Once you get the ear in for the accent he is quite an engaging speaker.

He raises some interesting points that I've attempted to discuss before but didn't get very far with largely I think because I didn't explain myself myself very well. He says that dumb money went into infrastructure and capacity and that this actually acts as a subsidy for anyone who can arrange things such that it is used. It was my understanding, perhaps wrong, that this is true of nearly all infrastructure projects. The people who built the railways (internationally I mean) went broke eventually. The people who bought them went broke. The people who bought them went broke. And it was only down the line that someone actually made money from them. I think the same is true of fiber optic in the ground (Virgin are I think around the 5th or 6th owners of the bit this is coming to you over) and might say its partly true of dotcom.

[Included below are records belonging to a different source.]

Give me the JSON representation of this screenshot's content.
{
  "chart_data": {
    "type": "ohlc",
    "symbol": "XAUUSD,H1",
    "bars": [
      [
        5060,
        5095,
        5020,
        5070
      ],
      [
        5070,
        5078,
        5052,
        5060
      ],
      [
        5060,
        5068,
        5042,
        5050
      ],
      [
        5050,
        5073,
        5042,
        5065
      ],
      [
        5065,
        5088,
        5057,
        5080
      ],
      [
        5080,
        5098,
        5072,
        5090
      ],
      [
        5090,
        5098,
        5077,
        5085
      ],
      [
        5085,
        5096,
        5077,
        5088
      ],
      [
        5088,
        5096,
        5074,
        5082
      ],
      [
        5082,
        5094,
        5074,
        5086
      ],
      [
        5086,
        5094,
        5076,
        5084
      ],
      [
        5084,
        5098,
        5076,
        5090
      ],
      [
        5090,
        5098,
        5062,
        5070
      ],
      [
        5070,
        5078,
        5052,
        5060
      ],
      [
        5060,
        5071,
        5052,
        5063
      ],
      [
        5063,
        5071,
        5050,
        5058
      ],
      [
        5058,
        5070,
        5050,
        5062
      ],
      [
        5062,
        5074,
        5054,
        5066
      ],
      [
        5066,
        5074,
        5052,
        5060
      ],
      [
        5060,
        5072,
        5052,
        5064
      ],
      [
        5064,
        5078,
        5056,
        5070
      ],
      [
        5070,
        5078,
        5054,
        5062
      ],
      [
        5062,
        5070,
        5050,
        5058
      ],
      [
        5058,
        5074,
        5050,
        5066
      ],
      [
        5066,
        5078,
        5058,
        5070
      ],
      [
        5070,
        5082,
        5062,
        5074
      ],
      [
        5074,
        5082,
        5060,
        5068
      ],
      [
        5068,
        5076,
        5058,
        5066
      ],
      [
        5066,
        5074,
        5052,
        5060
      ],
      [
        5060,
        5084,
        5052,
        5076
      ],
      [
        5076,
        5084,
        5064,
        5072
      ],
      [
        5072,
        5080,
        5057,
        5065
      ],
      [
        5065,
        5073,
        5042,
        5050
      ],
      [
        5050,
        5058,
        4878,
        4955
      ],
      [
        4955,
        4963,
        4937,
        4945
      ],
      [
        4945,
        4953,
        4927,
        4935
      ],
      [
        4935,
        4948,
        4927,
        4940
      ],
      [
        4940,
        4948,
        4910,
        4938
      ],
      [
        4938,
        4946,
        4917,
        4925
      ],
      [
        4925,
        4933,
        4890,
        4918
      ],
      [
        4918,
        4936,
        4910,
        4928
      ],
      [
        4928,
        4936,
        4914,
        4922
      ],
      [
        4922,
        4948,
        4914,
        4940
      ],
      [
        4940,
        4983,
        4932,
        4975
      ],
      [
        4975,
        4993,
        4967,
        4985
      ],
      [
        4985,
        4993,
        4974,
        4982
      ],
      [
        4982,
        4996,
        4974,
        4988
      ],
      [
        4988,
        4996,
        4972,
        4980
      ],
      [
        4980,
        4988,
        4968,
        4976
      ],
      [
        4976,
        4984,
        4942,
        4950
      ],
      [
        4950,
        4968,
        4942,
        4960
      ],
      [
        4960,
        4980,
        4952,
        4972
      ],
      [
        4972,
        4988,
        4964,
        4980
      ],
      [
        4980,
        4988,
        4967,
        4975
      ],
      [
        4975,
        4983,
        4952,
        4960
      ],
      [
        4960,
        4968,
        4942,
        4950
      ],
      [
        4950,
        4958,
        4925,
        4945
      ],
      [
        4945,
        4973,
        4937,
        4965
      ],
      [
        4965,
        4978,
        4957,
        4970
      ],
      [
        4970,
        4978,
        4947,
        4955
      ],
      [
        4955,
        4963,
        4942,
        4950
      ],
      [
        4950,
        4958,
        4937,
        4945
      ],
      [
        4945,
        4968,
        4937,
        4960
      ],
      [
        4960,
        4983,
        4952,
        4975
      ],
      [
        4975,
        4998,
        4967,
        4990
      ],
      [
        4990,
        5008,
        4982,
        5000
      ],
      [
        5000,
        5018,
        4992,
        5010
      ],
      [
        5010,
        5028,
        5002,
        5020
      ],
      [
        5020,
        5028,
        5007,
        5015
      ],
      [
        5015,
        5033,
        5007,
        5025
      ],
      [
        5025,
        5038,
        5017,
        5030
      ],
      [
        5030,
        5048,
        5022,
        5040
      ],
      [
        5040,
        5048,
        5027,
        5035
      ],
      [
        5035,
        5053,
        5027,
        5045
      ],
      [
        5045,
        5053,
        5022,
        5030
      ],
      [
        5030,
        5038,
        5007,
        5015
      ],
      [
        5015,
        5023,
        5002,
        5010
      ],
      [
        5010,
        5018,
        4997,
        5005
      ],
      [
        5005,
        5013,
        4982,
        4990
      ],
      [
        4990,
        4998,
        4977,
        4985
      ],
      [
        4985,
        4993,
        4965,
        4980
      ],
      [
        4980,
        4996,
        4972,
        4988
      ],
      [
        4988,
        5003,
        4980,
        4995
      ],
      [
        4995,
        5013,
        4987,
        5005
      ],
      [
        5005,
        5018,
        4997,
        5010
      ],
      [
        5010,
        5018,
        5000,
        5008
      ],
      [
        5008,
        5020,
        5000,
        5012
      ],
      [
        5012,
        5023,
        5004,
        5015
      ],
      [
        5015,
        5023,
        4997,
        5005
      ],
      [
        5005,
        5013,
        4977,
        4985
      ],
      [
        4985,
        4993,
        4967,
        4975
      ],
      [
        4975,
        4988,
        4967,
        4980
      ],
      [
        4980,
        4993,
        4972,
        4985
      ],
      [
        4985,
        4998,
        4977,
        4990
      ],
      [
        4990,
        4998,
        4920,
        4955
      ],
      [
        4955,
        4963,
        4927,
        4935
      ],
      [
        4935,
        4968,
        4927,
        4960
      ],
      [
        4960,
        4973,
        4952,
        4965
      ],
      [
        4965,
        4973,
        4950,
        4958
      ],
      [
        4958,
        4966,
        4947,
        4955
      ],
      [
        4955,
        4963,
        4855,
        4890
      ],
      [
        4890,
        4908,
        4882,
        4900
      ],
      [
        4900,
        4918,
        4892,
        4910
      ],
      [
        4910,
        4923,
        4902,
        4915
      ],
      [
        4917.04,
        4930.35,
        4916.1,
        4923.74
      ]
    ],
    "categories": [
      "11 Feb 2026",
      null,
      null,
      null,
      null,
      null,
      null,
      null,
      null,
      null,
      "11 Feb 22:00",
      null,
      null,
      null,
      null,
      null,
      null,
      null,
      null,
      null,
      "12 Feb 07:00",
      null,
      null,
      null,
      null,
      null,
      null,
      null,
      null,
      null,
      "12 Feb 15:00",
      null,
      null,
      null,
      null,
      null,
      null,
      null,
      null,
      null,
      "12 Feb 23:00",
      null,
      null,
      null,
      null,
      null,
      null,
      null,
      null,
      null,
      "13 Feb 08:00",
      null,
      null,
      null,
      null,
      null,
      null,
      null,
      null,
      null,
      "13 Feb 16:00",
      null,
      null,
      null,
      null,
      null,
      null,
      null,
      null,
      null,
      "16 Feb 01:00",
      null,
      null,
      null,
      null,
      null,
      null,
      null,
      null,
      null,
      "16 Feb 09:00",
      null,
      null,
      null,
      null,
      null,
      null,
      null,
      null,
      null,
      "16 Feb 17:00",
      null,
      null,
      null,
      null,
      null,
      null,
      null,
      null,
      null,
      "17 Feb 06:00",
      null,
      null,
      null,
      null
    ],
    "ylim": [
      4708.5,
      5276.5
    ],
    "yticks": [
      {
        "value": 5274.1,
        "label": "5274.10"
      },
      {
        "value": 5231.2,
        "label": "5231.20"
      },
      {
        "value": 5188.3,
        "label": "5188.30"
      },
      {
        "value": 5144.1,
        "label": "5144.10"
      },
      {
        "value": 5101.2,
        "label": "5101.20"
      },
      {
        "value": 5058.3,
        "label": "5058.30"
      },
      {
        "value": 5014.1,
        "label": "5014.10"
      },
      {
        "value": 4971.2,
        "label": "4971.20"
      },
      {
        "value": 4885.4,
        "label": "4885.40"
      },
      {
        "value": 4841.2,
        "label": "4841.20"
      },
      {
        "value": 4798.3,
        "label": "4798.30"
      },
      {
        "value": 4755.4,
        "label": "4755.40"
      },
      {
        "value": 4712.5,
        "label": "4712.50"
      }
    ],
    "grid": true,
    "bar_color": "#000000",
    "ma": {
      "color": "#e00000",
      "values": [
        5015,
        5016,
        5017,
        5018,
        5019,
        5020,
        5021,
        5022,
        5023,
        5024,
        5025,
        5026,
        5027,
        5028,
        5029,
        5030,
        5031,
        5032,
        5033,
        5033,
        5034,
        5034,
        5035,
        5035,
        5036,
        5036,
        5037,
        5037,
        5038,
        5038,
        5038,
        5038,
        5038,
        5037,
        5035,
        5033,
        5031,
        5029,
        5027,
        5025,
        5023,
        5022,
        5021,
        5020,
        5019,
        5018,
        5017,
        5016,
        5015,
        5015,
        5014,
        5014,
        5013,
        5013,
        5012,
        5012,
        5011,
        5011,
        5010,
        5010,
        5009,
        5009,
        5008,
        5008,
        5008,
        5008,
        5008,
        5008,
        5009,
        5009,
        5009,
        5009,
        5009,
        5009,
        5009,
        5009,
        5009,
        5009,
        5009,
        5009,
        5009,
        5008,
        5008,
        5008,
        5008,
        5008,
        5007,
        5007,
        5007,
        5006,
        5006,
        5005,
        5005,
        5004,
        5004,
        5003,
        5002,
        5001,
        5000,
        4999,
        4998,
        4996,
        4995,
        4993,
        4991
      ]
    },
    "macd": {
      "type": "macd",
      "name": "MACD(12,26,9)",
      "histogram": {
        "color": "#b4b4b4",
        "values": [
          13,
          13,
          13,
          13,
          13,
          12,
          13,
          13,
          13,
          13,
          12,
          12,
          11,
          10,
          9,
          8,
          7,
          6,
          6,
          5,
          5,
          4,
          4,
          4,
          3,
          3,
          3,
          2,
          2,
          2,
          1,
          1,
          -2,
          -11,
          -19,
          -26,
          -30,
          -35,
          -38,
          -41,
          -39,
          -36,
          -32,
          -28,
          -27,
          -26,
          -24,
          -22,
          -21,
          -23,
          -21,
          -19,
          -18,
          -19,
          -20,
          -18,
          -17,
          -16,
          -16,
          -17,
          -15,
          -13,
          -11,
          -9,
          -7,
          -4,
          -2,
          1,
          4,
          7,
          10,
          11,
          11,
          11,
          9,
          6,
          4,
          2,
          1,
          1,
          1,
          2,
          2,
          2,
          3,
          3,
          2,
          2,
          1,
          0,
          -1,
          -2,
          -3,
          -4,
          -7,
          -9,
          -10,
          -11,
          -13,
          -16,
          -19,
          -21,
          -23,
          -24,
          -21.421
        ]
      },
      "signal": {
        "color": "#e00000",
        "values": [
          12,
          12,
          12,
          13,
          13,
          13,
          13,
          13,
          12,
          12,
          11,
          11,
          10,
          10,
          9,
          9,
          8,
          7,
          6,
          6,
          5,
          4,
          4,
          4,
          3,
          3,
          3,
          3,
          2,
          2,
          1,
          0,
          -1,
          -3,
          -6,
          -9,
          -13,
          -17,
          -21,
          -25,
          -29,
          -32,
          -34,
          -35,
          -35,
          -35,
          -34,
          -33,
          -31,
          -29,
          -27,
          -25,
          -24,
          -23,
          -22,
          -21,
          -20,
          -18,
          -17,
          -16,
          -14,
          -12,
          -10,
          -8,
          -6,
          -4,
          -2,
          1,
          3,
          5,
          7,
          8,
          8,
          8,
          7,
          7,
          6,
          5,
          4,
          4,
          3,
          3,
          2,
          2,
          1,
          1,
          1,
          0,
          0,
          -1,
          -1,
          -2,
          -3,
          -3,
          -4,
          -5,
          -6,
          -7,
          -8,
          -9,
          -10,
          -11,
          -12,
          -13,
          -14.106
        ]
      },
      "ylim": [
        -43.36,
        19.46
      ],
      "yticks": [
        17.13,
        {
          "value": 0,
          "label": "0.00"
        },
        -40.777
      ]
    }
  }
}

Which makes me wonder if infrastructure investments of that type are not simply too expensive for a world without leverage. Yet we feel the benefit of them generations after (the Pyramids have probably paid off for Egypt by now). Which is a slightly different take on the borrowing from the future argument (and, shockingly, I've just realised was Gordon Brown's argument about borrowing in the old days... I feel a bit weird now).

Of course in deregulation mad loony neo-liberal Britain we've had the worst possible kind of misallocation into nasty little flats in the wrong places that nobody wants to live in. Thats a loss that will have to be swallowed whole with no redeeming features. If only it had been a highspeed railway or something instead.